Rosalind Ros and Rajagopal Radha Rajagopal Sloss was born in July, 1931 to Rosalind Rajagopal wife of Krishamurti's secretary and editor - personal manager may be the closest description. She was brought up in Arya Vihara the home of Krishnamurti where her mother was the house-keeper and very close friend of Krishnamurti. No other biographies of Krishnamurti disagree with the importance of Rosalind and Radha Rajagopal in the life of Krishnamurti but only this one is written by an observer who grew up as a pampered "daughter" of Krishnamurti and was privy to famliy secrets.

Both the older Rajagopals and Krishnamurti had grown up in the hot-house atmosphere of the Theosophical Society and it's ideas about the new world messiah that Krishnamurti was to be. Rajagopal himself was a boy protegé of Leadbeater and was the "reincarnation" of St Bernard of Clairveaux, he was a brilliant student and at the insistence of the Theosphical hierarchy took over the role of Krishnamurti's factotum after Krishnamurti's younger brother, Nitya, after Nitya's death in 1925.

The Rajagopal's sexual relationship ended after the Radha's birth at his request, the reasons for this are never gone into, understandably enough this is not a topic a child usually wants to investigate. Krishnamurti and Rosalind began a secret, sexual relationship in the spring of 1932 at his instigation and this continued until the 1950's when it petered out in a welter of long-term recrimination over Rosalind's suspicions about Krishnamurti's infatuation for Nandini Mehta and their general growing-apart and aging.

Rosalind Rajagopal was a very warm and compassionate person who's information and veracity on this subject could not be questioned. She was held in high esteem by most who came in contact with Krishnamurti. She was so liked by the Huxley's that she was present at the death of Aldous Huxley.

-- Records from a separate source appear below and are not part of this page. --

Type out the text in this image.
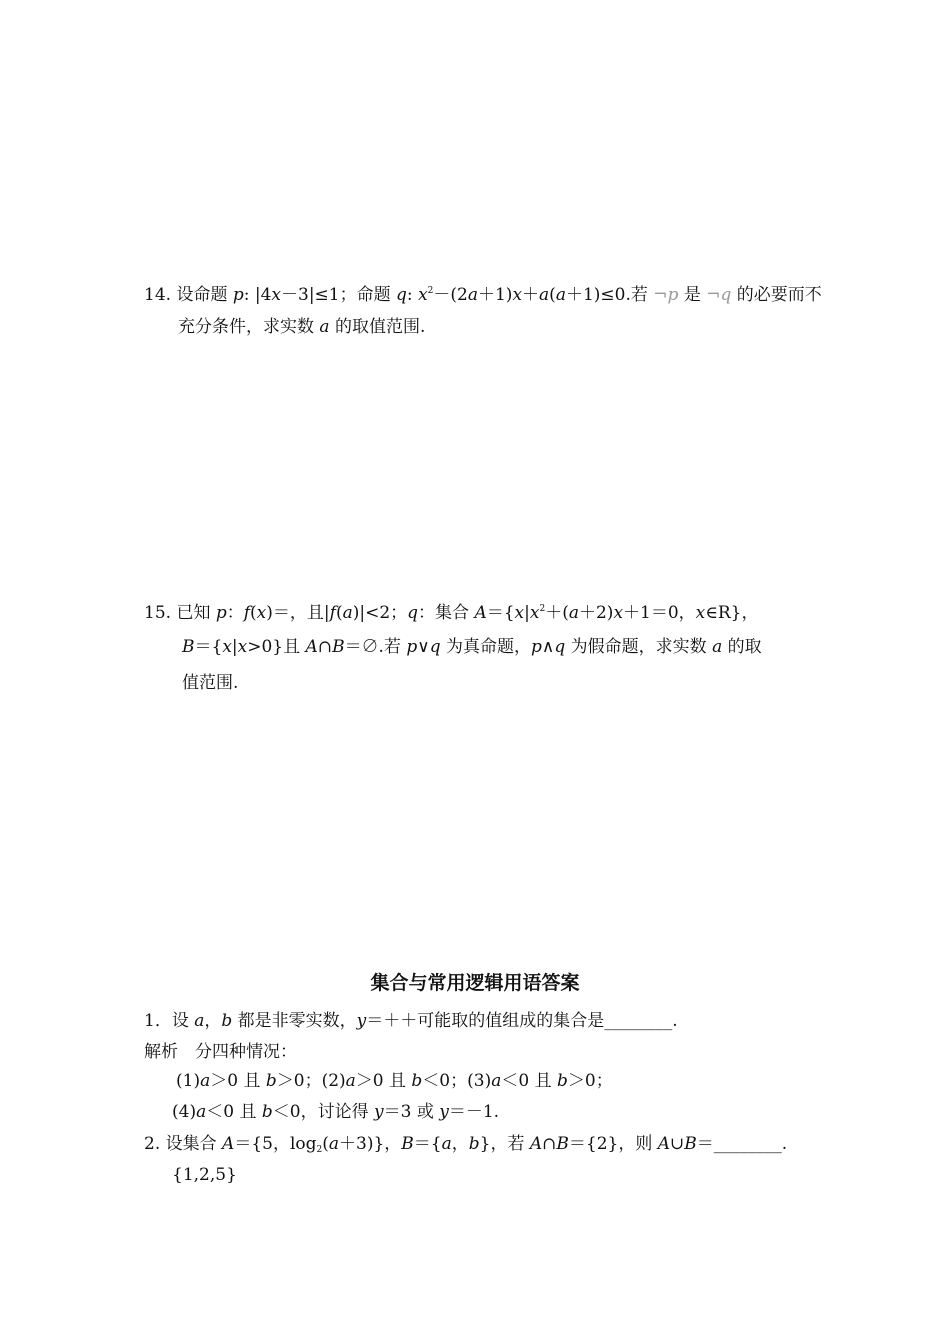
14. 设命题 p: |4x－3|≤1；命题 q: $x^2-(2a+1)x+a(a+1)\le 0$.若 ¬p 是 ¬q 的必要而不
充分条件，求实数 a 的取值范围.
15. 已知 p：f(x)＝，且|f(a)|<2；q：集合 $A=\{x|x^2+(a+2)x+1=0$，x∈R}，
B＝{x|x>0}且 A∩B＝∅.若 p∨q 为真命题，p∧q 为假命题，求实数 a 的取
值范围.
集合与常用逻辑用语答案
1．设 a，b 都是非零实数，y＝＋＋可能取的值组成的集合是________.
解析　分四种情况：
(1)a＞0 且 b＞0；(2)a＞0 且 b＜0；(3)a＜0 且 b＞0；
(4)a＜0 且 b＜0，讨论得 y＝3 或 y＝－1.
2. 设集合 A＝{5，$\log_2(a+3)$}，B＝{a，b}，若 A∩B＝{2}，则 A∪B＝________.
{1,2,5}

K, Huxleys, Stravinskys and Radha

This book reveals the other day-to-day side of Krishnamurti's life and as such would be enough to highlight the discrepancies between the public portrayal of Krishnamurti as the idealised, enlightened, chaste being and his all too human pettinesses. For most of us in the 1990's his long term monogamous, sexual relationship with the woman whom he was acknowledged as closest to, would not be considered particularly negative, indeed many would consider it, at worst, morally neutral. The secrecy of the relationship could even be rationalised as a bow to the conventional societal/sexual hypocrisy of the times - a harmless deception to prevent scandal preventing people appreciating the purity of the teaching.

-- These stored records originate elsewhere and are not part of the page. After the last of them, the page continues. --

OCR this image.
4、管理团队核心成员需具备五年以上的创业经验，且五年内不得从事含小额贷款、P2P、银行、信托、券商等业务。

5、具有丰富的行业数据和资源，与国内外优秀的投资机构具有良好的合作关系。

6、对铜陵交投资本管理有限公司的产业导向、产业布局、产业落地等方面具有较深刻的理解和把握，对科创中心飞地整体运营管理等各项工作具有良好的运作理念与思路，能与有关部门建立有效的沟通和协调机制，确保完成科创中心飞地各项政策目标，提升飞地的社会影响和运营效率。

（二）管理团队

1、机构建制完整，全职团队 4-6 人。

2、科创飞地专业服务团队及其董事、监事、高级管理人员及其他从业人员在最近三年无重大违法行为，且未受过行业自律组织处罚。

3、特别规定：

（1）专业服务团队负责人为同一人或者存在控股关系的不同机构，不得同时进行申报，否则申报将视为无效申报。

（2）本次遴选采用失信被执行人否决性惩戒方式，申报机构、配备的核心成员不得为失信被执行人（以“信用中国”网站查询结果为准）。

But not many would be able to accept the three secret, illegal (and therefore dangerous) abortions that Rosalind had of three children of Krishnamurti and the lies, recriminations and emotional trauma that all of the protagonists endured in the 1950's. It will be extremely difficult for anybody interested in Krishnamurti's teachings to see them as coming from an authentic source who has transcended any of the worst of the human condition and without the "authentification" of Krishnamurti's supposed enlightenment and the romantic glamour of his idealised portrayal, they are just another set of utopian concepts.

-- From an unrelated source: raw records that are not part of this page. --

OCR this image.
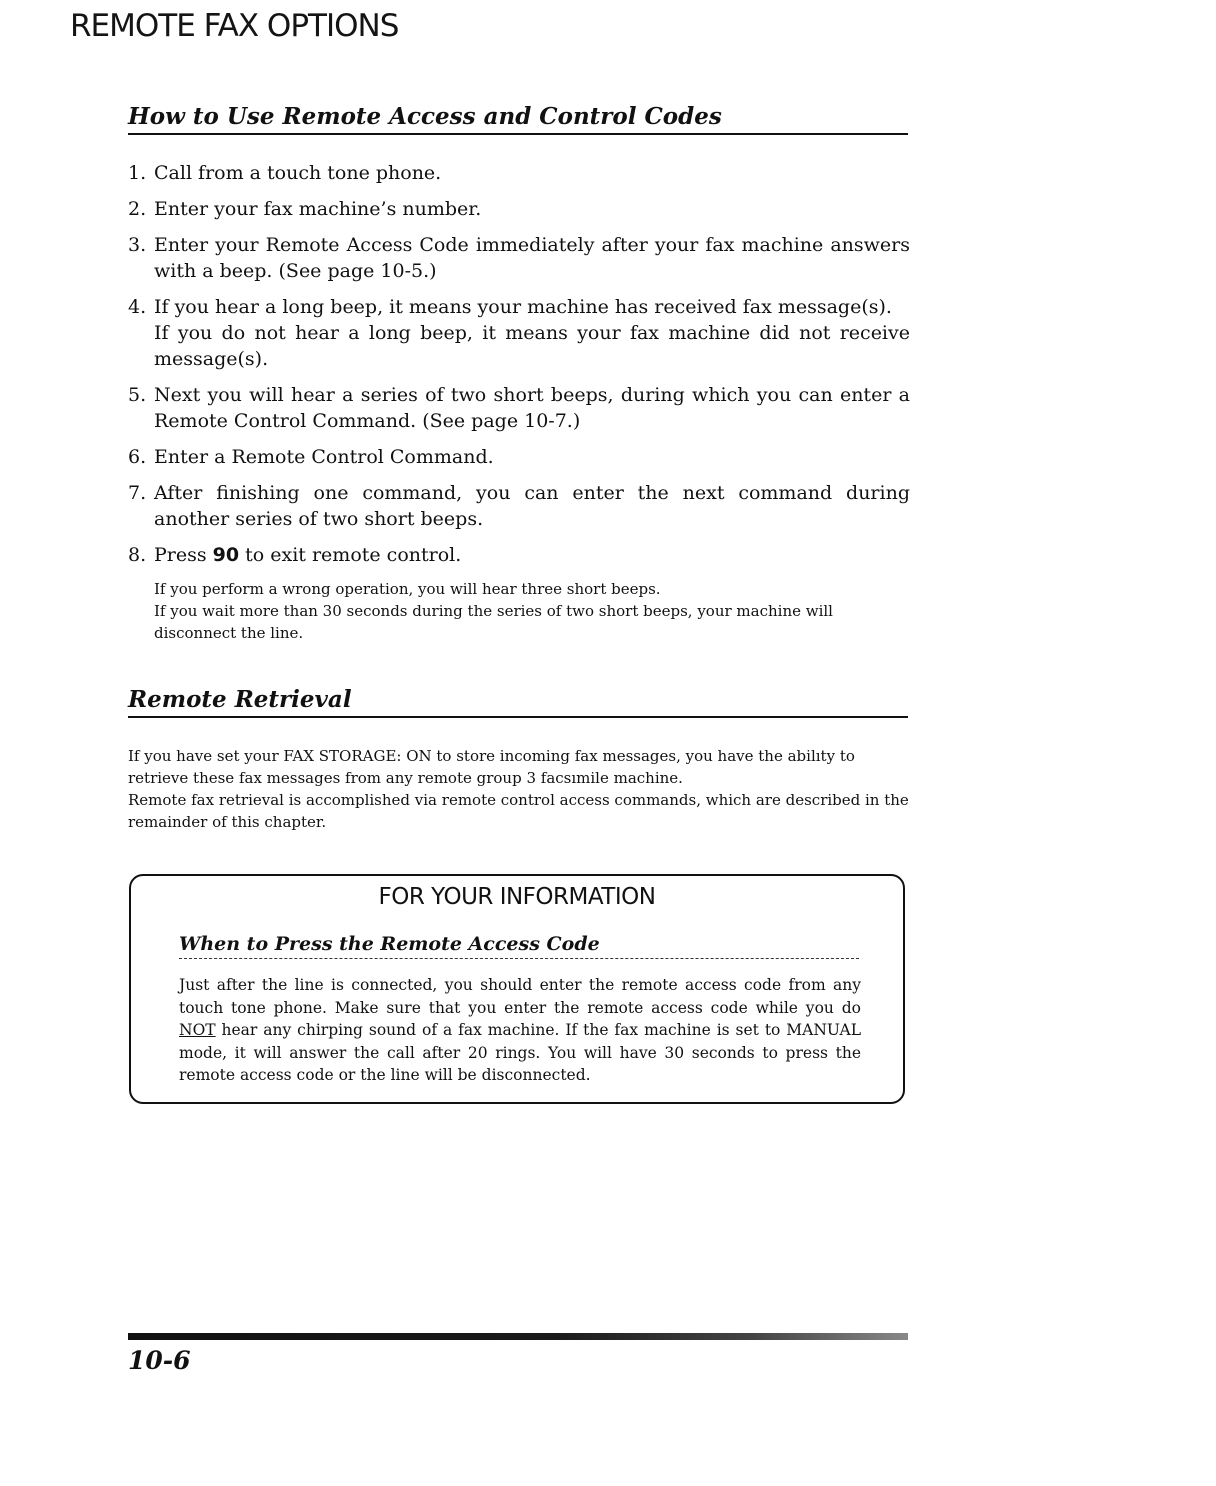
REMOTE FAX OPTIONS
How to Use Remote Access and Control Codes
1. Call from a touch tone phone.
2. Enter your fax machine’s number.
3. Enter your Remote Access Code immediately after your fax machine answers with a beep. (See page 10-5.)
4. If you hear a long beep, it means your machine has received fax message(s).
If you do not hear a long beep, it means your fax machine did not receive message(s).
5. Next you will hear a series of two short beeps, during which you can enter a Remote Control Command. (See page 10-7.)
6. Enter a Remote Control Command.
7. After finishing one command, you can enter the next command during another series of two short beeps.
8. Press 90 to exit remote control.

If you perform a wrong operation, you will hear three short beeps.

If you wait more than 30 seconds during the series of two short beeps, your machine will disconnect the line.

Remote Retrieval

If you have set your FAX STORAGE: ON to store incoming fax messages, you have the abilıty to retrieve these fax messages from any remote group 3 facsımile machine.

Remote fax retrieval is accomplished via remote control access commands, which are described in the remainder of this chapter.

FOR YOUR INFORMATION
When to Press the Remote Access Code
Just after the line is connected, you should enter the remote access code from any touch tone phone. Make sure that you enter the remote access code while you do NOT hear any chirping sound of a fax machine. If the fax machine is set to MANUAL mode, it will answer the call after 20 rings. You will have 30 seconds to press the remote access code or the line will be disconnected.
10-6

Willie Weidemann was the brother-in-law of Rosalind Rajagopal and manager of the farm and orange orchard at which Krishnamurti lived.

K and Willie Weidemann

"Although he was at the core of all our lives, Willie never had any interest in the philosophical side of life around Krinsh. He helped in all the financial and practical matters, the mailing lists, the books, even sitting behind the table to sell the publications at the talks. He told me once many years later, after he had retired, that the reason he had no interest in what Krinsh had to say was because he had witnessed early on the discrepancy between what Krinsh said and what he did. Willie never commented on this to anyone as he did not consider it his business but quietly made up his mind that he would find his own path, as he always had - and indeed as Krinsh himself publicly recommended."